Organisationsmediator*innen bringen ein Verständnis mit für die spezifischen Merkmale und Dynamiken von Organisationen. Auf dieser Basis wenden sie das Verfahren der Mediation an. Sie begleiten die beteiligten Personen sach-, interessen- und beziehungsgerecht beim Umgang mit Konflikten. Zusätzlich kann von Fall zu Fall eine besondere Feldkompetenz hilfreich sein, die das spezifische Umfeld der jeweiligen Organisation erfasst. Eine Mediation wird z. B. in einer Behörde auf ganz andere Herausforderungen treffen als in einem wirtschaftlich ausgerichteten Umfeld. Die Herausforderungen in einem kreativen Umfeld sind andere als in einem technisch orientierten.

Organisationsinterne Mediation beschäftigt sich mit Konflikten innerhalb von Organisationen. In allen Organisationsformen sind institutionelle und/oder tatsächliche Machtbeziehungen zwischen den Konfliktparteien zu beachten. Diese müssen von den Organisationsmediator*innen bei der Gestaltung des Mediationsrahmens berücksichtigt werden. Weitere typische und zu beachtende Themenfelder sind die Organisationsstruktur, Abläufe, informelle und formelle Spielregeln, Kommunikation und Kooperation, die vertraglichen Regelungen wie Gesellschafterverträge oder Satzungen und sonstige Normen, Schaffung von Transparenz usw.

Mediation zwischen Organisationen (B2B) erfasst Konflikte zwischen zwei oder mehr Organisationen. In diesen Fällen sind die Beziehungen zwischen den Organisationen zusätzlich zu den oben beschriebenen Themenfeldern zu berücksichtigen.

Mediation zwischen Organisationen und Privatkunden (B2C) ist ein spezifischer Fall der Organisationsmediation und wird zum Beispiel im Versicherungsbereich praktiziert. Die Herausforderung besteht darin, mit der unterschiedlichen „Augenhöhe“ umzugehen.

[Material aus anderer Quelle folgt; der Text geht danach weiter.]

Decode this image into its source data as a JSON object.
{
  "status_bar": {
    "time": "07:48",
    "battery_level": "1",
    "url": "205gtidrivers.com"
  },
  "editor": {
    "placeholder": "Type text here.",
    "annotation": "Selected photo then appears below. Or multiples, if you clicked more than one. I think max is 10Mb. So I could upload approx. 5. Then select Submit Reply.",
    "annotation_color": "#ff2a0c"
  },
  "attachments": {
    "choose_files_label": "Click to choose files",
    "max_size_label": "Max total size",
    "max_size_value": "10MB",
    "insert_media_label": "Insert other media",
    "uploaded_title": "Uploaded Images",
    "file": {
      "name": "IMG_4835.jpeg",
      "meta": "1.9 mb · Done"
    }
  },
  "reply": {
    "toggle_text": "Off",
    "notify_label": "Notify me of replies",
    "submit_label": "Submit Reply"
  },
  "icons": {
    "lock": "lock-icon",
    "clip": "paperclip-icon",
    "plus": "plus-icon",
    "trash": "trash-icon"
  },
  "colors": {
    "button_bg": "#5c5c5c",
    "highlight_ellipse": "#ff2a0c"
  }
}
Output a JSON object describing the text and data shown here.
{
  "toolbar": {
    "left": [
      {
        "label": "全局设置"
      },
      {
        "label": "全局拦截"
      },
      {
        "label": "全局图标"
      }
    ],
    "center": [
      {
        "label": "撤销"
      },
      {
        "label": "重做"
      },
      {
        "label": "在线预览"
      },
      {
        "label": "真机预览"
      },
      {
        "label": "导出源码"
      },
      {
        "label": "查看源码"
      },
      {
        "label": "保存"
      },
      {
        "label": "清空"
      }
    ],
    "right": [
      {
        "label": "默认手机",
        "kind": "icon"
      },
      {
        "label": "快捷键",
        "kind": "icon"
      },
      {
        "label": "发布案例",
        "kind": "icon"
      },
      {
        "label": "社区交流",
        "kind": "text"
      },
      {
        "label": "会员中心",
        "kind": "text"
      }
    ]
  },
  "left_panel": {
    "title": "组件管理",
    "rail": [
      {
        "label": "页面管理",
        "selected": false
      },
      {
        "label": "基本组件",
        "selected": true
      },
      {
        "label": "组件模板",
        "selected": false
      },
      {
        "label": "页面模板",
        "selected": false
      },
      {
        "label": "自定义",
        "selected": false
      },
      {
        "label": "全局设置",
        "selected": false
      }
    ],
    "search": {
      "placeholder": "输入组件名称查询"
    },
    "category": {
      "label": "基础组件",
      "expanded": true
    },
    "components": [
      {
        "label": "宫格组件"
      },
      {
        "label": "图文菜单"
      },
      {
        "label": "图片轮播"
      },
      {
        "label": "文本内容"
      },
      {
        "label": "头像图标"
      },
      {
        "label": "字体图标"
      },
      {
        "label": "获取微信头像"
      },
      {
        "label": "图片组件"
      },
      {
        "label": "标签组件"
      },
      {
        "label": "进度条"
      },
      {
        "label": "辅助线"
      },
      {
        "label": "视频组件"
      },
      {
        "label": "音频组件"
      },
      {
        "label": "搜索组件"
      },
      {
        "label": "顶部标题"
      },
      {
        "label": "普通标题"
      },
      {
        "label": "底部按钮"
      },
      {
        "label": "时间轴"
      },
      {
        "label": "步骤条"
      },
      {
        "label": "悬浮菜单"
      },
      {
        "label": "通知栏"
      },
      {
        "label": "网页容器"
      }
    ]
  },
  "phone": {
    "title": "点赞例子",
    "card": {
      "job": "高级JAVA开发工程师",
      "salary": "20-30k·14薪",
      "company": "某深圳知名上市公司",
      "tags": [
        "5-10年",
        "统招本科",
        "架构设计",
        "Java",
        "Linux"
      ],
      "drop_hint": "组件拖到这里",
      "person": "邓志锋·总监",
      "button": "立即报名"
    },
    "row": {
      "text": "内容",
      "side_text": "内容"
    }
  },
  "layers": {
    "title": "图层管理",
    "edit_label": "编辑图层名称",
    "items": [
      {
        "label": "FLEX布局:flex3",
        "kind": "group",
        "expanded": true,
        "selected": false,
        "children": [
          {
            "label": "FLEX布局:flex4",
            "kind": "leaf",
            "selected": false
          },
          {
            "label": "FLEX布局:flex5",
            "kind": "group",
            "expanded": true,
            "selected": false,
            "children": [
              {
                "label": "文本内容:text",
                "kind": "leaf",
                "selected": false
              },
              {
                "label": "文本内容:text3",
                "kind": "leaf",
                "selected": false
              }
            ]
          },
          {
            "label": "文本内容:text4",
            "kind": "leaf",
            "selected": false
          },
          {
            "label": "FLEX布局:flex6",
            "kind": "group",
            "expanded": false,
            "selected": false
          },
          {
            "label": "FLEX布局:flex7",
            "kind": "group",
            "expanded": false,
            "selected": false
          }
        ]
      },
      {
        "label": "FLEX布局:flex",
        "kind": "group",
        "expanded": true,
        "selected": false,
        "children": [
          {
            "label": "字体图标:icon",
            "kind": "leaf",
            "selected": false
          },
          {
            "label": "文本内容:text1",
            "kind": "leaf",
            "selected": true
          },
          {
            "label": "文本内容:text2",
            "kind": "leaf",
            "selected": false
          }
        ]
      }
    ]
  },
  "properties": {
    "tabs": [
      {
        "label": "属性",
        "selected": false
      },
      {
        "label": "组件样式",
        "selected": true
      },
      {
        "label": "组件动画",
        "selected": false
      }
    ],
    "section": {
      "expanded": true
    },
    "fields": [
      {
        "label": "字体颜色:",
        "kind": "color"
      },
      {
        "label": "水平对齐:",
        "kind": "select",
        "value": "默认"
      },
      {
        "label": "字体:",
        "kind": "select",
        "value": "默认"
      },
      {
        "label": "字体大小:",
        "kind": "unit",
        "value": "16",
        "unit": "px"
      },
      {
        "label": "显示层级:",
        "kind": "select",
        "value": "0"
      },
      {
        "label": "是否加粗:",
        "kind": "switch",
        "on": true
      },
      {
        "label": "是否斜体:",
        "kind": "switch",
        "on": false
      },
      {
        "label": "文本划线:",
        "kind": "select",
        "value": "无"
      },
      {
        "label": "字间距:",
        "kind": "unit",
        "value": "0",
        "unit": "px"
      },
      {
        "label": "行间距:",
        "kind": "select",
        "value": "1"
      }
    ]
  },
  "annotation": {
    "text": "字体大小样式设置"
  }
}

Häufig sind Konflikte Symptome für ein Verbesserungspotential in einer Organisation. Die Mediation kann zugleich zur positiven Entwicklung  der Organisation beitragen.

In allen Fällen hat die Organisationsmediation auf der einen Seite das Ziel, verbindliche Vereinbarungen zwischen den an der Mediation Beteiligten zu erzielen oder zumindest nächste konkrete, nachprüfbare Schritte zu vereinbaren. In beiden Fällen sollten diese Ergebnisse möglichst schriftlich festgehalten werden. Auf der anderen Seite zielt die  Organisationsmediation darauf ab, die Kommunikations- und Arbeitsfähigkeit wiederherzustellen und die Beziehung zwischen den an der Mediation Beteiligten zu verbessern.